The tall righthander was as dominating as he's ever been in a Twins uniform, dispatching hitters with ease — and with only one pitch, really, a sinking fastball that Cleveland hitters flailed at. In five innings, Pelfrey retired 15 of the 16 batters he faced, and he did it in a way, with a pitch so nasty, second baseman Brian Dozier said, that he "made people look bad."

Then the Indians did the same to him.

Pelfrey fell apart with an abruptness that Dozier can't believe, that manager Ron Gardenhire can't predict, that Pelfrey himself can't figure out. He hadn't allowed a hit, or even a particularly sharply hit ball, until Carlos Santana led off the fifth inning with a double.
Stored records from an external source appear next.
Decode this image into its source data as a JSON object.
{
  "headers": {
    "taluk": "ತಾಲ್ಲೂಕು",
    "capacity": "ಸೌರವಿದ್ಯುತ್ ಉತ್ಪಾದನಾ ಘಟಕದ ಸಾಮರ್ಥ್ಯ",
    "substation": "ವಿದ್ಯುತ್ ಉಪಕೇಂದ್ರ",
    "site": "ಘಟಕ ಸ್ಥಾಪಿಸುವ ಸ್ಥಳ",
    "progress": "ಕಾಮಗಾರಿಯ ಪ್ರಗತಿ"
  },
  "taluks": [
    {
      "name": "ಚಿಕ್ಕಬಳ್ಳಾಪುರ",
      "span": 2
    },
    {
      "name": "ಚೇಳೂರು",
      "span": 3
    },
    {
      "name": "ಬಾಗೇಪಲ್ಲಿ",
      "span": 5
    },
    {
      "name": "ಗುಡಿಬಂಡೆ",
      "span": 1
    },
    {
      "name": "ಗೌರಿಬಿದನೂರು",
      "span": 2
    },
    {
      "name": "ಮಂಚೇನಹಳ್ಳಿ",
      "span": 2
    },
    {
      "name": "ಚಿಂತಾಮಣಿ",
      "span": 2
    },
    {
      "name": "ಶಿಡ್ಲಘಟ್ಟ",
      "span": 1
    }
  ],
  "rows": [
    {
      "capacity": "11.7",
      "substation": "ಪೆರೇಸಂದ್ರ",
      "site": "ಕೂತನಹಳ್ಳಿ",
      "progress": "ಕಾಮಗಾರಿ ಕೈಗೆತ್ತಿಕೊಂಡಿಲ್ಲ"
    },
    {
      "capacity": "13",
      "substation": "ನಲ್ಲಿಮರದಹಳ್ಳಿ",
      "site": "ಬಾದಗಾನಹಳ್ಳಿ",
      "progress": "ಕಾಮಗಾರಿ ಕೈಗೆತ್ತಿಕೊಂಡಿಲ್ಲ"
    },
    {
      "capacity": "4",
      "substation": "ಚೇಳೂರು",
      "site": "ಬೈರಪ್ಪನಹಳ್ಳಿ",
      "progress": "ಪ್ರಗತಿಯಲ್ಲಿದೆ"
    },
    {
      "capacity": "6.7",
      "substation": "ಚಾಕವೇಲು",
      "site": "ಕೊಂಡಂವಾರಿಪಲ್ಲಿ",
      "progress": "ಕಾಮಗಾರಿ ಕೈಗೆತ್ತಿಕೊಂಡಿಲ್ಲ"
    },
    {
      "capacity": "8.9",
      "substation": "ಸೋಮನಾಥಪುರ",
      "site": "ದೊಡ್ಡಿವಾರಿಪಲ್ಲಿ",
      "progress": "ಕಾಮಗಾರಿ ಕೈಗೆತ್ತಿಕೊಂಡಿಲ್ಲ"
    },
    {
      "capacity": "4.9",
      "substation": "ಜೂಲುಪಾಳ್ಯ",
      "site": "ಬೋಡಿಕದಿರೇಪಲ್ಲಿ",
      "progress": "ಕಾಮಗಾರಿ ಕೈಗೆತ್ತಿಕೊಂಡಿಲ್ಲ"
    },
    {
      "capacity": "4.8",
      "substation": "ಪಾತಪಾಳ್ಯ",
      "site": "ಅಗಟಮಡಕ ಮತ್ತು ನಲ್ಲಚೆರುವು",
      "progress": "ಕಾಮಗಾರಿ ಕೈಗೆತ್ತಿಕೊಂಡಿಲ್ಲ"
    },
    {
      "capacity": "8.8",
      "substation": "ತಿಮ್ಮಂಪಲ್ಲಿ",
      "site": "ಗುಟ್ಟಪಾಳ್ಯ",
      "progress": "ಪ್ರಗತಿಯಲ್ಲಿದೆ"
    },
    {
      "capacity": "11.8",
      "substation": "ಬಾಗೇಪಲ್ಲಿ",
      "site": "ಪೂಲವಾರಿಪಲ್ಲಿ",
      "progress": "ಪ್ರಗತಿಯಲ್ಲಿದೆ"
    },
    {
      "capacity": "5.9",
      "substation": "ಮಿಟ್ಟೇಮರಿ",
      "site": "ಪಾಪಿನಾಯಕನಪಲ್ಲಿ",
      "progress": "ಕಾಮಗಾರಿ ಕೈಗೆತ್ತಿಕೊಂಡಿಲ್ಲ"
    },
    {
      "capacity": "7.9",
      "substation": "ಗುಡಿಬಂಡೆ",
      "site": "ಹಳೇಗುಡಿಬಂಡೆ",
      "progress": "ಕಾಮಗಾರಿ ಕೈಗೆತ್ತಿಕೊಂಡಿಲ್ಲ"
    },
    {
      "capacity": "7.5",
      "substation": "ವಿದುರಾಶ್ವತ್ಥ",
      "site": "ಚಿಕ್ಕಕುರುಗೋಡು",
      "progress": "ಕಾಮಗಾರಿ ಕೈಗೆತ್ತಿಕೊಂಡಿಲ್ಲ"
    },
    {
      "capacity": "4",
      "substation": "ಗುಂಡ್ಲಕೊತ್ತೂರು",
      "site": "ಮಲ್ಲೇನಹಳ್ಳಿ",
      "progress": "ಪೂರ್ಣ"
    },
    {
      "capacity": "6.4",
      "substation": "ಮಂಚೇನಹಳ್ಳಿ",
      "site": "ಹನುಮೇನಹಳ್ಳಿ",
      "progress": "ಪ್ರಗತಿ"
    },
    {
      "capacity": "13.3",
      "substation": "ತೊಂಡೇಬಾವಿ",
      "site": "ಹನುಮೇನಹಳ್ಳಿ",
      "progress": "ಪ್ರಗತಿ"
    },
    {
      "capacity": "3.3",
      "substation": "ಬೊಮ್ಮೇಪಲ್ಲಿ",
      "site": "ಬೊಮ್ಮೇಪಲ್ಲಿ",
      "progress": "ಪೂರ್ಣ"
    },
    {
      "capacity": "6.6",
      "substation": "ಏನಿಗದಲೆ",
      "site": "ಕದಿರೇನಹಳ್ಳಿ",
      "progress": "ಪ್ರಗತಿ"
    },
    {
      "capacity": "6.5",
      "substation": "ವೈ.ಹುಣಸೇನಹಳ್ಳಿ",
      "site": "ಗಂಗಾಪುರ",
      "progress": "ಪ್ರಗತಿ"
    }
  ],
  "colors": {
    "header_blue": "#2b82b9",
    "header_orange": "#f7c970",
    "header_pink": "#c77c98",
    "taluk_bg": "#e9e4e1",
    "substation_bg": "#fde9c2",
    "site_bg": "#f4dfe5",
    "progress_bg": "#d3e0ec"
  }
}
But Santana advanced no further, and when Pelfrey took the mound in the sixth inning, having thrown an efficient 57 pitches to that point and owning a 2-0 lead, "we're thinking [he can go] seven, eight, nine innings here, maybe save our bullpen," Gardenhire said. "But once the next inning started, he wasn't the same pitcher. ... All of a sudden, it fell apart."

Pelfrey went to a full count against Yan Gomes, then tried the same sinker that produced a tap-out to third his previous time up. "Right down the middle," Pelfrey said, and Gomes deposited it in the Indians' bullpen beyond the center field fence. Moments later, another full count, and Lonnie Chisenhall walked.

After a sacrifice bunt, Pelfrey tried to come inside on Nick Swisher. Next thing he knew, he was crouched on the mound, muttering to himself "in anger, frustration," he said, as Swisher's ball landed 418 feet away, deep in the right-field stands. "You throw the ball down the middle, belt-high, and that's what's going to happen," Pelfrey said.

He tried to gather himself, but his command was gone. Eight pitches to Jason Kipnis and Santana, all of them well out of the strike zone, and he was done.

"Goodness gracious," Gardenhire said, "that was quick."

Casey Fien was summoned, and he ended the inning without further damage. Fien, however, surrendered three runs of his own in the seventh, the last two of them scoring on a Swisher double off Caleb Thielbar.

"They got on a roll, " Gardenhire said, "and they're hard to stop when they start swinging."

The Twins couldn't say the same. They scored twice in the first inning, using a Brian Dozier double, a Josh Willingham sacrifice fly and a Chris Colabello home run to make Cleveland starter Danny Salazar appear vulnerable. But they never scored again, twice leaving runners on third and once ending an inning with Kurt Suzuki being thrown out at the plate.

Minnesota dropped to 1-3, and the way the Twins are losing is most discouraging. The Twins' starting pitching, buttressed by more than $80 million in spending last winter, has been so-so at best, and their bullpen, the standout strength of their 96-loss 2013 club, owns an 8.76 ERA. It's only four games, still months too early to draw any conclusions, obviously. But that doesn't make this start, in which they've blown leads in each of the past three games, any less painful.

"We're not making any pitches," Gardenhire said. "Bad couple of days for the bullpen."

And a bad 10 minutes for Pelfrey, undoing more than an hour of domination with his fastball.

"I was efficient. But the way it unraveled, who cares about the first four [innings]?" Pelfrey said. "It kind of ruined the whole day."